Sophy looked up at her brother solemnly. “I thought being on a sloop, I did not have to worry about you.”

He smiled at her. “You do not have to worry about me, Sophy. You know I have always been lucky. Look at the prize money I shall have! I'll buy you a new gown.”

“You'll do nothing of the sort; I can very well afford to buy my own gowns. You'll put your prize money in the Funds, if you please. I hope,” she said, looking away from him and out to the
harbor, “that the captain will not have trouble as a result of this action. I hope the Admiralty will not think he should have kept the dispatches safe, and not gone after the prize.”

“Oh, Sophy,” cried Wentworth, turning to her, “you should have seen him! He is so much the gentleman, you know, as I told you, but in battle so many captains start swearing and shouting, just in the moment, but he was just the same! Cool as you please, I declare—it was, ‘Mr. O'Brien, if you please,' and ‘Mr. Wentworth, I would be greatly obliged if,' as though he were asking us to pass his hat. And he never hesitated; as soon as they were sighted, we went after them.” He stopped and said in admiring tones, “He is a ripping 'un, Sophy, I tell you.”

She smiled and said, “I hope you will present your captain to me; perhaps at the ball?”

“Will you come to the ball, then?”

“Oh, yes; the ladies of Miss Burns' Select Seminary know our duty to our fighting men, and will present ourselves, beribboned and perfumed, for your dancing pleasure.”

Wentworth hesitated. “I should probably tell you—Bailey saw you when I embarked, and he has told everyone that you are the prettiest girl in Portsmouth.”

Sophy laughed heartily. “I hope you disabused them of that notion!”

“It was not possible,” he said. “And now the officers are all wild to dance with you.”

“Well, they may,” she said, “but just be sure that you present your captain to me. For
my
part, I am wild to meet
him
.”

The assembly room was agreeably crowded, and the
Viper
's officers, despite the captain's apprehensions, were pleased to see there were plenty of pretty young ladies to go round. Wentworth stood on tiptoe, trying to find his sister in the crowd.

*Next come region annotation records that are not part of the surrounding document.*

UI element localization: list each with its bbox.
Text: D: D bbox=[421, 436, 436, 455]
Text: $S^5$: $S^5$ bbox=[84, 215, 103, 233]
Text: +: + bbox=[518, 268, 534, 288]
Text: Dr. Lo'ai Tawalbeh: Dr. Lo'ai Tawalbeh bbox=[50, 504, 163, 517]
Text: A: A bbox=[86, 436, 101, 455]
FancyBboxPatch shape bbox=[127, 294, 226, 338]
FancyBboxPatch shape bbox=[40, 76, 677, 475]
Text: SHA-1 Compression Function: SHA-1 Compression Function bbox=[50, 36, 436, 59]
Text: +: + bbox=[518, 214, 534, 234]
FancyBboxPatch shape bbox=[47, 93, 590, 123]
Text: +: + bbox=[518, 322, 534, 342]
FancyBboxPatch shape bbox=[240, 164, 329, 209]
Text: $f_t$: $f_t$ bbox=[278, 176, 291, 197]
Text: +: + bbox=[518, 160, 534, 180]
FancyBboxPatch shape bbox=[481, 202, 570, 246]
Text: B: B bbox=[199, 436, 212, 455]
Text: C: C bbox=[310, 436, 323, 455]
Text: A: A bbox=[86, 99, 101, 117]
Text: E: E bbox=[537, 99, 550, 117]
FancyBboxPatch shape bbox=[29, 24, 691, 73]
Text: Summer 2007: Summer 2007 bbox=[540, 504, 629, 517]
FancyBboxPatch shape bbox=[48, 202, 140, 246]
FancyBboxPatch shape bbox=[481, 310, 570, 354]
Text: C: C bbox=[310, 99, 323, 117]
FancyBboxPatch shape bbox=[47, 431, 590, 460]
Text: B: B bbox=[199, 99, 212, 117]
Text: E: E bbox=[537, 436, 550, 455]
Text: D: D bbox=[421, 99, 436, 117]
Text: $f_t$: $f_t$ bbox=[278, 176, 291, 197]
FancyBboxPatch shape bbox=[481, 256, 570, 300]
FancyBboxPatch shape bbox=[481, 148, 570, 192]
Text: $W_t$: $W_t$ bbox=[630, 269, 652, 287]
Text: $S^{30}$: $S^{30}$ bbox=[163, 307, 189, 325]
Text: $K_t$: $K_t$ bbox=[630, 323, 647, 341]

He did not know that Captain Croft was at his elbow, and was startled when he spoke. “I hope,” he said, “that you will present me to Miss Wentworth.”

“Yes, sir. She particularly asked to meet you.”

“She did?” He looked surprised, yet pleased.

At that moment, Wentworth heard his sister's voice calling him. He turned to see her, smiling and pretty, in a new gown that seemed to his brotherly eyes cut shockingly low in the neckline. Her hair was swept up into a profusion of curls with white beads woven through them. She looked lovely and sophisticated, and he felt like a scrub in his ill-fitting dress uniform. Nonetheless, he took her hand and kissed it with what he thought was great gallantry.

She smiled and squeezed his hand. “Dear Freddy! I am glad to see you.”

“And I you. May I present Captain Croft to you?”

Did she blush? Sophy
never
blushed! “Yes, of course.” She lifted a hand to her hair, and then snatched it down and held it behind her back.

Wentworth brought the captain forward and put on his best formal manners. “Miss Wentworth, please allow me to present Captain Croft of His Majesty's sloop of war
Viper
to your notice. Captain, my sister, Miss Wentworth.” Thinking he had carried it off rather well, he stepped back, and only then noticed that the captain had taken his sister's hand, and that they were looking into one another's eyes, their expressions all wonder and delight.